SELFCURE: Evolutionary and cognitive processes underlying self-medication of immune-challenged bats

Project leader: Ralph Simon
Project members: Ralph Simon, Julian Deyerler
Start date: 1. November 2023
Funding source: Human Frontier Science Program

Abstract

Plant medicinal properties are used by a diverse range of animal taxa. Chimpanzees consume hairy Aspilia leaves when suffering from intestinal parasites, Kodiak bears use Ligustium roots against ectoparasites, and monarch butterflies prevent infection in their offspring by laying their eggs on milkweed, a plant toxic to protozoans. Self-medication behaviors provide an effective mechanism to minimize infection load. But despite its eco-evolutionary importance, we lack clear understanding of how behaviors associated with self-medication evolve. Importantly, animals may possess either an innate mechanism to search for medicinal food items, or they may learn individually or through others to associate specific foods with specific cures. Bats are a especially relevant group to study the mechanisms underlying self-medication. They harbor diverse parasites, feed on a wide variety of foods and, due to their cognitive capacities and extraordinary longevity, have high potential to learn to associate specific food resources with curative properties. Phyllostomid fruit bats in particular are ideal for investigation given the wide variety of plants that they have access to in the Neotropical rainforest. Using state-of-the-art tracking techniques, AI-based individual recognition, and targeted and -omics approaches for characterizing immunity and parasites, we propose to investigate the mechanisms underlying self-medication in phyllostomid bats.

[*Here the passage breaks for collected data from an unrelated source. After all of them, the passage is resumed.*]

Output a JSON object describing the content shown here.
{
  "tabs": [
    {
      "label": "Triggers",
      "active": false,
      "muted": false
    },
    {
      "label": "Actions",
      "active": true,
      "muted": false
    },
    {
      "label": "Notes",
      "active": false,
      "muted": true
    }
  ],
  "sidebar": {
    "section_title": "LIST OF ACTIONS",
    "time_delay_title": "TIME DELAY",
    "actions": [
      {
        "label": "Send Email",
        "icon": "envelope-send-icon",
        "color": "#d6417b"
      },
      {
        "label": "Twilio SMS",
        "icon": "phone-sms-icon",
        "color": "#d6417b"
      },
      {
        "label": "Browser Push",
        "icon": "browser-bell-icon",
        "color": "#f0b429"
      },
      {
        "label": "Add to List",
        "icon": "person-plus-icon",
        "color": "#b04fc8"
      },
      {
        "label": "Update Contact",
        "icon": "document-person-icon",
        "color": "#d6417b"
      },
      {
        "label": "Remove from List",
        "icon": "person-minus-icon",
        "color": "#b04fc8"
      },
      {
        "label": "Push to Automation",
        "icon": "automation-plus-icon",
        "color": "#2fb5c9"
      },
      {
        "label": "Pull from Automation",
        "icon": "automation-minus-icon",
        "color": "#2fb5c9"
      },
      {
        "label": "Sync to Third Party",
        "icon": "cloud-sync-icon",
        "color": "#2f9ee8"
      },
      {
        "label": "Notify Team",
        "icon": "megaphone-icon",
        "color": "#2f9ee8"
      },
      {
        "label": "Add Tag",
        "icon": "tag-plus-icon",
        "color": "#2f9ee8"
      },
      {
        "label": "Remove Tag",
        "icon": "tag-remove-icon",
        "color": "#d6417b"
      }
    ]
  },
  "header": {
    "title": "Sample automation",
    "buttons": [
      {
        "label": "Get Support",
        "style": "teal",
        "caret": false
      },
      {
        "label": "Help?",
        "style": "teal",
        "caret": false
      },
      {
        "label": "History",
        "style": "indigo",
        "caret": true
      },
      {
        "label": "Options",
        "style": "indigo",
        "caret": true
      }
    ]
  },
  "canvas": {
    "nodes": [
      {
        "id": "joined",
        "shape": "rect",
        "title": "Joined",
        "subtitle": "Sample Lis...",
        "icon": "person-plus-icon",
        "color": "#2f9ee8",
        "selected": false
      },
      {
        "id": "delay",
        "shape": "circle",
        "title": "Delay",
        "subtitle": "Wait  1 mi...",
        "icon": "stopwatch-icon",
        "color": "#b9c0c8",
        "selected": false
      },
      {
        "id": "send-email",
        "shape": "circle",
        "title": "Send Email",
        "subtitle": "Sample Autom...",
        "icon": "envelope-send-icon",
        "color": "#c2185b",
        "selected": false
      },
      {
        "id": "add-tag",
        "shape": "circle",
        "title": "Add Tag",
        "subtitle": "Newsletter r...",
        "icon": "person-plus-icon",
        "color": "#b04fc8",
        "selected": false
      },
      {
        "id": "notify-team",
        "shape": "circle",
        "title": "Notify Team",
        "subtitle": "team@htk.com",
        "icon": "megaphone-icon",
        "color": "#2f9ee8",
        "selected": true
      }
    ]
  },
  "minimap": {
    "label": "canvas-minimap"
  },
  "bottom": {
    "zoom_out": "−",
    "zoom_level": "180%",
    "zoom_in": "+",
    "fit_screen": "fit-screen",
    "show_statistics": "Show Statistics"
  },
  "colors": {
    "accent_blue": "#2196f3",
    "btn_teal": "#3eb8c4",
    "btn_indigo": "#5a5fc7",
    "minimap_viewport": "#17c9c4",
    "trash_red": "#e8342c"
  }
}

First, we will determine the immune state, parasite diversity, and nutritional diversity of wild bat populations and investigate potential links between immunity, infection, and certain food plants. Next, by testing immune-challenged and control-treated individual bats on natural and artificially-created medicinal food preferences, we will shed light on the role of learning vs innate mechanisms in self-medication. By tracking groups of bats through a rainforest site that has been studied long-term with fully mapped fruiting tree species, we have the unique opportunity to assess whether immune-challenged individuals switch to a diet with medicinal compounds. Finally, by tracking experimentally immune-challenged and experimentally cured bats trained on artificial sonar beacons indicating the presence of medicinal foods in the wild, we will assess how information regarding self-medication can spread through a bat social network.